Suspiró otra vez y me preguntó la hora.
–Casi la una -le dije.
–Me voy -contestó al tiempo que se levantaba-. Comemos a las dos y voy un poco lenta en la cocina.
La acompañé hasta la puerta y le di el cesto que había dejado en el suelo. Antes de que saliera le sujeté un momento el brazo.
–Pero dígame, ¿usted también cree que vienen?
Se encogió de hombros y mientras rebuscaba las llaves me explicó que hubo un tiempo en el que pensó en cambiar de piso.
–No sé, por ver si a mi marido se le pasaban esas manías o por si les despistábamos.
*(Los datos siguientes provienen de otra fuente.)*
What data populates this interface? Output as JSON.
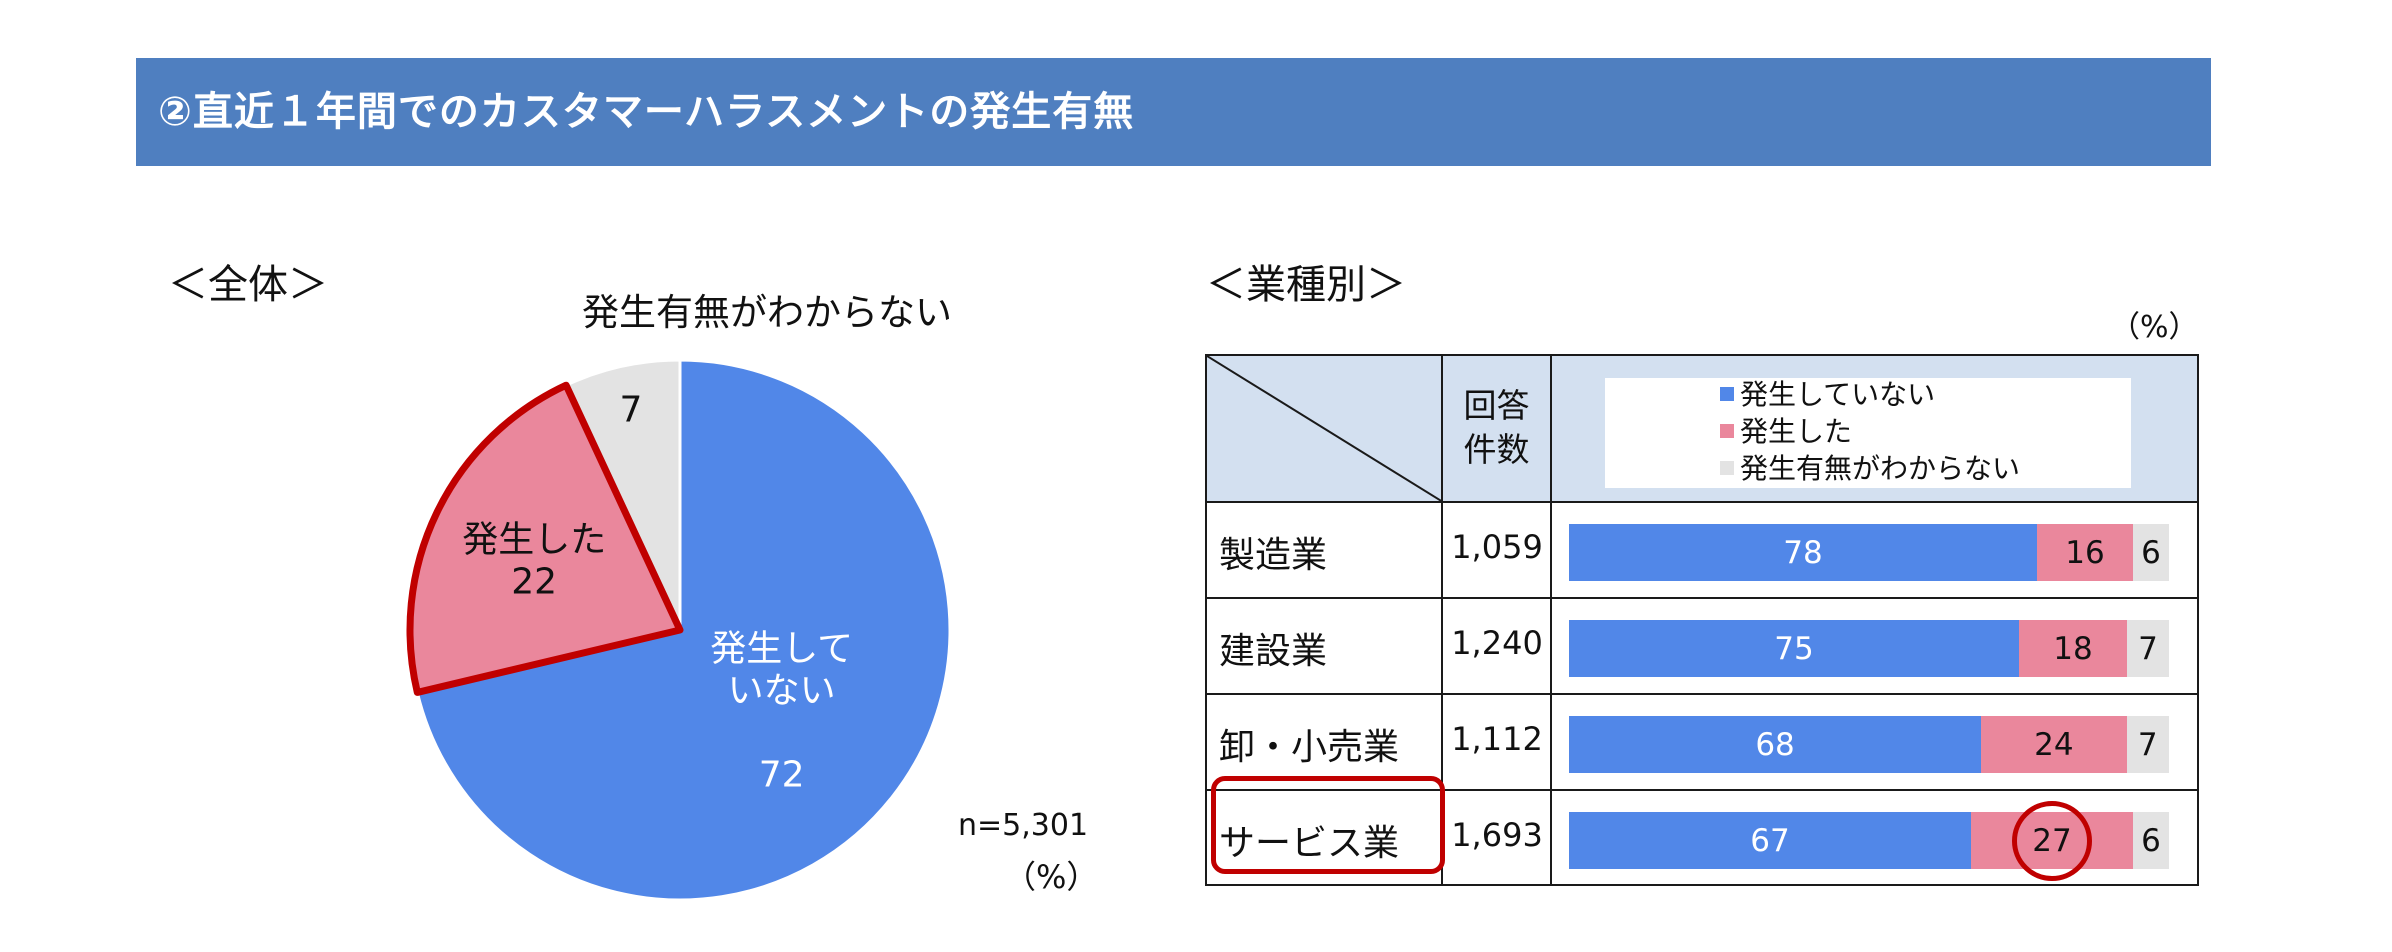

Pero luego, dándole vueltas, llegué a la conclusión de que las visitas ya eran tan de casa como nosotros. Y romper con ellas quizás sería peor, a saber quién ocuparía su lugar.
Metió la llave en el cerrojo con destreza y se giró para despedirse.
–Ya pasaré otro día y seguiremos hablando. En su casa, si no le sabe mal. Aquí nunca te dejan tranquila.